Using a new artificial intelligence driven neural network doctors may be able to detect heart failure from a single heartbeat with 100% accuracy in the future according to a recent study published in Biomedical Signal Processing and Control Journal.

The study conducted by researchers from the Universities of Surrey, Florence, and Warwick explored how emerging technology can be utilized to help improve existing methods of detecting congestive heart failure, and have shown how AI can accurately identify CHF by quickly analyzing one ECG heartbeat. 
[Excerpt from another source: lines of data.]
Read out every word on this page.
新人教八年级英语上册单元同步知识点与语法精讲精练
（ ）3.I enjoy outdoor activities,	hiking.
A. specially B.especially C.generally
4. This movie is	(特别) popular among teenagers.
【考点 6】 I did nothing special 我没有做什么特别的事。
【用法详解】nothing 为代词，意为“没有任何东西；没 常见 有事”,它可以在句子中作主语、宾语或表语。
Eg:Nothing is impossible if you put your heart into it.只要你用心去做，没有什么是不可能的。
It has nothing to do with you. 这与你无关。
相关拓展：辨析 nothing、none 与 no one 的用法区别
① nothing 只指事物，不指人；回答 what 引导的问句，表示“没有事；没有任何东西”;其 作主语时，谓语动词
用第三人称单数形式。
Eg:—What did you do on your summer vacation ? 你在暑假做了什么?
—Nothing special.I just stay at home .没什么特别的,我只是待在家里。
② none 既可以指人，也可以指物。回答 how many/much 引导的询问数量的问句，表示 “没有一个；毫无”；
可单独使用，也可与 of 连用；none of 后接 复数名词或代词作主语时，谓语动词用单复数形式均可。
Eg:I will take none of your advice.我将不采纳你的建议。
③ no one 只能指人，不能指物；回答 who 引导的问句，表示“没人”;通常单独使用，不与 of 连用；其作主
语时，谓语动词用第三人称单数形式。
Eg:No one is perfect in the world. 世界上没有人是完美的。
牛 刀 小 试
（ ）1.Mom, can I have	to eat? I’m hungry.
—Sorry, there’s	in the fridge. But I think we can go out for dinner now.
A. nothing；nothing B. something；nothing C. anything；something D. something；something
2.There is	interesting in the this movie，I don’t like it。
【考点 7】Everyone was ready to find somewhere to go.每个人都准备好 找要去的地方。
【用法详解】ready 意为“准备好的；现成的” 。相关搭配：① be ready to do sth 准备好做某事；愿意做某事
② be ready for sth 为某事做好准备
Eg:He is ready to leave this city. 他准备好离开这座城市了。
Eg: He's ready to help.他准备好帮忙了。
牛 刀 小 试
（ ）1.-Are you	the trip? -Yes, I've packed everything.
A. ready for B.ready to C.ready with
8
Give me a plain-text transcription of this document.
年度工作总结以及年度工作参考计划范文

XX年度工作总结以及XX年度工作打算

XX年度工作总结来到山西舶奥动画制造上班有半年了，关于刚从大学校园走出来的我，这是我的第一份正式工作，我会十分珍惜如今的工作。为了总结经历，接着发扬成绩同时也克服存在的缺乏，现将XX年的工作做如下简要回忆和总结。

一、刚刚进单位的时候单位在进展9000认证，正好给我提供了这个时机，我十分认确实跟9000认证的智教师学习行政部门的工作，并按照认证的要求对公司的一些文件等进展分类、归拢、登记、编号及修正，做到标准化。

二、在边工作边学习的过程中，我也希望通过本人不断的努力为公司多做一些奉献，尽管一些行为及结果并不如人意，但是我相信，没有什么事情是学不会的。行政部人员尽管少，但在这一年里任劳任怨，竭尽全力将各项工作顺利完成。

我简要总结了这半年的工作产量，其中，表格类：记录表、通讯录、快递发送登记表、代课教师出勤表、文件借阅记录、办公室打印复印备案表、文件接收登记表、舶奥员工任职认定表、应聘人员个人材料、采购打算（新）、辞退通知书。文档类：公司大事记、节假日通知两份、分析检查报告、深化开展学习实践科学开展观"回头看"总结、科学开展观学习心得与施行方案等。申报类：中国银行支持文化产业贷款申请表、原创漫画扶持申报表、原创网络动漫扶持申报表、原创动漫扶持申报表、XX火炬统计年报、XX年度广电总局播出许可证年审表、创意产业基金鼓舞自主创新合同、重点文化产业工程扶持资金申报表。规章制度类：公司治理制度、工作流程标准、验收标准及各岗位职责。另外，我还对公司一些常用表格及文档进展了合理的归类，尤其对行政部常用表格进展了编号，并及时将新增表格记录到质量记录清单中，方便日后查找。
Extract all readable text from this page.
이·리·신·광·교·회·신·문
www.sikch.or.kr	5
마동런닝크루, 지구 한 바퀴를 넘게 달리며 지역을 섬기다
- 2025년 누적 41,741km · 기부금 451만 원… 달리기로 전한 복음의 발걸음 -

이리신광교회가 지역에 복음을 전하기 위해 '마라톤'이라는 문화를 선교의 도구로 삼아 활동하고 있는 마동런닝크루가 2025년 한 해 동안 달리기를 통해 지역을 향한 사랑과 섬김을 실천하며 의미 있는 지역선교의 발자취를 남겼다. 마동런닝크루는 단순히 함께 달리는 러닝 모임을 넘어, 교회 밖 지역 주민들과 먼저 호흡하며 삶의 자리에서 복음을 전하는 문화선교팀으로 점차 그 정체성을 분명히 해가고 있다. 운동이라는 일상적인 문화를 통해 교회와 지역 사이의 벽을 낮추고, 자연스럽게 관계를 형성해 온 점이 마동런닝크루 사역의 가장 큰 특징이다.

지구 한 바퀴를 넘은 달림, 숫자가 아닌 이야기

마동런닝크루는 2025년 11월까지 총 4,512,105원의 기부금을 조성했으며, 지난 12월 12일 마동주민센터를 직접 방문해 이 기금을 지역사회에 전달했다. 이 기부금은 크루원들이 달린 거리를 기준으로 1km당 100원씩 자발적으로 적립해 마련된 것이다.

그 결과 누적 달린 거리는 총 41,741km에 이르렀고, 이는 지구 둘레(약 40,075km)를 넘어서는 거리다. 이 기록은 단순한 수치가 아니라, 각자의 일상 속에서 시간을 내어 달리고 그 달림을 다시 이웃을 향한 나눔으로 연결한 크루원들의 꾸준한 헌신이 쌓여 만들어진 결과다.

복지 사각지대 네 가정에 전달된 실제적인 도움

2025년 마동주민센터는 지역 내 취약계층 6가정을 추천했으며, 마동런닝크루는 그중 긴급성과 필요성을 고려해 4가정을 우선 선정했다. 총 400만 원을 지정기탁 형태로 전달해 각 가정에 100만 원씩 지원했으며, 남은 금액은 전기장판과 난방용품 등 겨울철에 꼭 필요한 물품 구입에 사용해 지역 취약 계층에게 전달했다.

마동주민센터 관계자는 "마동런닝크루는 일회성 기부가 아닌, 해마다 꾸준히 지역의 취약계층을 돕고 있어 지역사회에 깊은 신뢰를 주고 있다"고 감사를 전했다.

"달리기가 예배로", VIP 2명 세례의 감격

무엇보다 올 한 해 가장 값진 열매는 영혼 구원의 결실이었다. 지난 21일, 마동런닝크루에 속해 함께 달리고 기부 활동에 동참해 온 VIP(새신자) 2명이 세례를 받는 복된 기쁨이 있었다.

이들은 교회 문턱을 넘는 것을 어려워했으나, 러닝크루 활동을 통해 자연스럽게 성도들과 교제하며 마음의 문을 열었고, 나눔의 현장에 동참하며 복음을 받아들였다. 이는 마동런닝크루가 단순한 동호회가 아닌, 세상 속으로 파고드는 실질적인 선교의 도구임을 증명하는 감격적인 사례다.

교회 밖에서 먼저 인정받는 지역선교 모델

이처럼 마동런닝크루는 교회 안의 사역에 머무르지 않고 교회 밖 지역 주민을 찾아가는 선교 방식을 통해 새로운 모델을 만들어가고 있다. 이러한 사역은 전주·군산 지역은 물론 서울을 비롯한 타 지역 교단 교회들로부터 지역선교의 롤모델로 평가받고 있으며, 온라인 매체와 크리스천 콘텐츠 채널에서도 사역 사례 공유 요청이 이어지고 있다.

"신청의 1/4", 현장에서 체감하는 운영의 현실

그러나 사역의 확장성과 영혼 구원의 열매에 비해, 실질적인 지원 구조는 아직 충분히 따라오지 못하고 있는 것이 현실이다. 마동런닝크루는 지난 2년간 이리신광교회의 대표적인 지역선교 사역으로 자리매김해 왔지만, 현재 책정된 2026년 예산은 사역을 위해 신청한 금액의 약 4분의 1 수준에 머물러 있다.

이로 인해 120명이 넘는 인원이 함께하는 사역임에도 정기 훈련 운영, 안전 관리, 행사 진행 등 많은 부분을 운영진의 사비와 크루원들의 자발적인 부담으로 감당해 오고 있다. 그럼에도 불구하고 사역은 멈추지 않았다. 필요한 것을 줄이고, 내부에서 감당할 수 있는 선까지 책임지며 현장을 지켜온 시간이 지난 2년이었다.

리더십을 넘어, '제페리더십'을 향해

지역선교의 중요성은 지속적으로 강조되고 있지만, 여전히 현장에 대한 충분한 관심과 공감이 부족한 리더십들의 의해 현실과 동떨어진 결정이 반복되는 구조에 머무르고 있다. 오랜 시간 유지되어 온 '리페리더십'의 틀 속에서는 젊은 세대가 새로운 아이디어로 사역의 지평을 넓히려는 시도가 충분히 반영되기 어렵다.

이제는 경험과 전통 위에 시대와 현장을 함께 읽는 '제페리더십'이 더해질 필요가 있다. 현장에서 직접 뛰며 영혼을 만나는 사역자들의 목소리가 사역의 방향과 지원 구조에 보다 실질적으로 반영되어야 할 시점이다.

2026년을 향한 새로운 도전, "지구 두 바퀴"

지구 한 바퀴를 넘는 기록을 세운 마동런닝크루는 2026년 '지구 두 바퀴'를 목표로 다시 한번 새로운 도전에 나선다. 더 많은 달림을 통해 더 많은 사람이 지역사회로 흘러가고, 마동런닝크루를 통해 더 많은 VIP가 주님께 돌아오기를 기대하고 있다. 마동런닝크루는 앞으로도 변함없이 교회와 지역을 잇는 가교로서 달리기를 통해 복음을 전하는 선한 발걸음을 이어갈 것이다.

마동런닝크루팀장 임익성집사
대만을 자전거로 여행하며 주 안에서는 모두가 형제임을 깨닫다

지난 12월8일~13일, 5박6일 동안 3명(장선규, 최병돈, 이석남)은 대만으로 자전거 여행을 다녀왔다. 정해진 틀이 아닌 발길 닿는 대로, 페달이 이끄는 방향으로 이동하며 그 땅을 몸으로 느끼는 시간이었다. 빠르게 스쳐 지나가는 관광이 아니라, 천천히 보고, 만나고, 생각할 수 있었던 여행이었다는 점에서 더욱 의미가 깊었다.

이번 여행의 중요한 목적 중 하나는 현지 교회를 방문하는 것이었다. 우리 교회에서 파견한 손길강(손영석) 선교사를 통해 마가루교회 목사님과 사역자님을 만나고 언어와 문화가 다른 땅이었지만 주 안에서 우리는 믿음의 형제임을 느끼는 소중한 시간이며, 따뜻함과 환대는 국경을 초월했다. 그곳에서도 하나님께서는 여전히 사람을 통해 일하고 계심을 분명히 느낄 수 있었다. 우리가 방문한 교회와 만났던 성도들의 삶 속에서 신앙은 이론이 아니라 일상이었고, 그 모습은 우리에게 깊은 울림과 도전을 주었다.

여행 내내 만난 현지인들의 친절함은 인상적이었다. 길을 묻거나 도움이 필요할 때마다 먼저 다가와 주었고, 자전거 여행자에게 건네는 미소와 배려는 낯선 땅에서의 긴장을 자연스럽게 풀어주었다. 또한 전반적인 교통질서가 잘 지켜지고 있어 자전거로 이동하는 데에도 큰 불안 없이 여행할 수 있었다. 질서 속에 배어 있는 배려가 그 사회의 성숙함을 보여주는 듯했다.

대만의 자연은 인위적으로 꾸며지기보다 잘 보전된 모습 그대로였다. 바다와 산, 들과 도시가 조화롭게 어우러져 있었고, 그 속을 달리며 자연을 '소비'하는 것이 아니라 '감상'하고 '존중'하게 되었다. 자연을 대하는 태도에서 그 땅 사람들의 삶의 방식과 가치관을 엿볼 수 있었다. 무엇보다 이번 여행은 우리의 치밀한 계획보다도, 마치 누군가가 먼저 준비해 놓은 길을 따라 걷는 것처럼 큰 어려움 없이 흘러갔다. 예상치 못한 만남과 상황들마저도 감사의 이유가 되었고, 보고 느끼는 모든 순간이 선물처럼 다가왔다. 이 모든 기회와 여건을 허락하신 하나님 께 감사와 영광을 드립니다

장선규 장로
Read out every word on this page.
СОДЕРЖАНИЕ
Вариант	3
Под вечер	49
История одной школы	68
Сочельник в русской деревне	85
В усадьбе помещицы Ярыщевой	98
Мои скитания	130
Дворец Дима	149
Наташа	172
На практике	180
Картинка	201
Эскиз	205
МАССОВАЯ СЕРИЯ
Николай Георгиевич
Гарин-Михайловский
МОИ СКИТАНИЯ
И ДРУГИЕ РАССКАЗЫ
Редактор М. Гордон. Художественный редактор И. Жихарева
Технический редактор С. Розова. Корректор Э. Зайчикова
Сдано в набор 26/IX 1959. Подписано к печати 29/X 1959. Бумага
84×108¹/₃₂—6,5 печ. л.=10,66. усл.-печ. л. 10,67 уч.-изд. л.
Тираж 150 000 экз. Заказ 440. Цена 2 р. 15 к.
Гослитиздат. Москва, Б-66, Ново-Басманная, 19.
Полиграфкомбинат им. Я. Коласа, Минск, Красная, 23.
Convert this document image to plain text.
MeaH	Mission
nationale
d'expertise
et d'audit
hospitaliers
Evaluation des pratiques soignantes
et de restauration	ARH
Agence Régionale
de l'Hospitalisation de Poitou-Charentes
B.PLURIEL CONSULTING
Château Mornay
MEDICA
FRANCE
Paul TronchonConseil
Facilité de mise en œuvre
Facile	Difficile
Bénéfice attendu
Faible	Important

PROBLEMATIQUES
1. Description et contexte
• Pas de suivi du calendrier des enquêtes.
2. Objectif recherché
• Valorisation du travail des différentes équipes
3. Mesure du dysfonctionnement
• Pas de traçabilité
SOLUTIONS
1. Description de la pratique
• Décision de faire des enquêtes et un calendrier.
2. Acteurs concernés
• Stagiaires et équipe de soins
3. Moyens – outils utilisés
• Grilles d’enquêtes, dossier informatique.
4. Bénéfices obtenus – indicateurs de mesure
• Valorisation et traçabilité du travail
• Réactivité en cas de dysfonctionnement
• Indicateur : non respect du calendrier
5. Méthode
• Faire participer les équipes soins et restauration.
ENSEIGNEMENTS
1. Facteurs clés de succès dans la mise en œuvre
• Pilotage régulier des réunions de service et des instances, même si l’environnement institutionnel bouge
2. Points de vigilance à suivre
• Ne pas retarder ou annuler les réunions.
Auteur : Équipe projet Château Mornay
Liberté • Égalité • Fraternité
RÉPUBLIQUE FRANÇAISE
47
Congestive heart failure is a chronic progressive condition that affects how blood is pumped around the body that is estimated to affect around 5 million people in America alone. According to the team of researchers clinical practitioners and health systems “urgently require efficient detection processes” as a result of "high prevalence, significant mortality rates and sustained healthcare costs". 

They team of researchers suggest that these concerns can be addressed with the use of convolutional neural networks which can be more effective for identifying patterns and structures in data; their approach combines advanced signal processing and deep machine learning tools on raw ECG signals to improve detection rates, and in another part of the study a specific CNN model was used to improve accuracy of detection while taking into account other comparable models. 

Dr Sebastiano Massaro, associate professor at the University of Surrey, said:  "First, by assessing ECG directly, we confirm that with AI it is possible to accurately detect CHF looking beyond heart rate variability analysis. Thus, we have in general results that are more adherent to the real behavior of the affected heart.”

“We focus on the detection of the pathology from one single heartbeat in excerpts of 5-minutes rather than in 24-hours recordings,” said Massaro. “This aspect offers a valuable potential for prospects of rapid interventions; nonetheless it is also important to keep in mind that we are talking about severe CHF patients only at the moment.”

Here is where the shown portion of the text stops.